For more than ten years from 1843 a train without a locomotive plied the 2.8 km route between Kingstown (now Dun Laoghaire) and Dalkey, near Dublin. Trains running every thirty minutes were propelled up the 1-in-110 gradient to Dalkey by atmospheric pressure. Returning trains coasted down to Kingstown under gravity.
A fifteen-inch cast-iron pipe was laid between the railway tracks and a piston in the pipe was linked through a slot to the front of the train. The slot was sealed by a greased leather flap to ensure that it was air-tight. The air in the section of pipe ahead of the train was exhausted by a steam-driven air pump in an engine house at the Dalkey terminus. With a partial vacuum ahead, the atmospheric pressure behind the piston drove the train forward.
Available technical data are scant, but adequate for some back-of-an-envelope calculations to estimate average speeds and travel times. Pressure is force per unit area: p = F/A. The atmosphere presses on the piston from both ends; the nett force is the pressure difference multiplied by the area. The area of the piston-face follows from the diameter (diameter 0.38 m, radius 0.19 m): A = π(0.19)^2 = 0.1134 m^2. With a working vacuum of about 15 inches of mercury, or half an atmosphere, the pressure difference is 500 hPa.

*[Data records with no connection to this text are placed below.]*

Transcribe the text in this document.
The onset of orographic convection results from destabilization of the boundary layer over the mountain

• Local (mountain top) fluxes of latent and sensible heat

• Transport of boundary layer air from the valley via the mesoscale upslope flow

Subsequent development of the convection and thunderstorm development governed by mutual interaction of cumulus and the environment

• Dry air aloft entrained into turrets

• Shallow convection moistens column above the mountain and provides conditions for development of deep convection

So the force is 5,670 newtons, or about 6 kiloNewtons (6 kN).
Using Newton’s Law, we can divide the force by the mass of the train to get the acceleration. Assuming a train of mass M = 10 tonnes, the acceleration comes to about about 0.6 metric units (0.6 metres per second per second). This may be compared to the 10 metric units of the acceleration g due to gravity but, with the small gradient, only about one percent of the gravitational acceleration acts along the pipe, so the nett acceleration a is about 0.5 metric units.
Now the standard equations of elementary mechanics come to the fore. Knowing the acceleration and the length of the line (L = 2800 metres) we can estimate the maximum speed and journey time. The formula V^2 = 2aL gives a terminal speed of 53 m/s or 190 km/h. However, we have neglected friction, which reduces this considerably. Typical running speeds were about 40 km/h, giving a journey time for the up-train of about four minutes.We can also estimate the maximum speed on the downhill journey by invoking energy conservation. At Dalkey, the train has gained potential energy MgH where the elevation H is 25 metres above sea-level. Supposing this to be converted completely to kinetic energy ½MV^2, the terminal speed would be about 80 km/h. A mean speed of 40 km/h is an over-estimate as frictional losses have again been ignored. According to contemporary reports, the return journey under gravity was “very lady-like”, the average speed being about 30 km/h and the journey taking between five and six minutes.
Although reasonably successful, the atmospheric system had several operational inconveniences and was abandoned after about ten years. But a system using similar pneumatic principles is running today in Jakarta and another, called Aeromovel, is proposed for construction in Brazil. So air-power, which seemed like a white elephant 160 years ago may again provide fast, clean and frequent urban transport.
Hadfield, Charles, 1967: Atmospheric Railways: a Victorian Adventure in Silent Speed. David & Charles, Newton Abbot.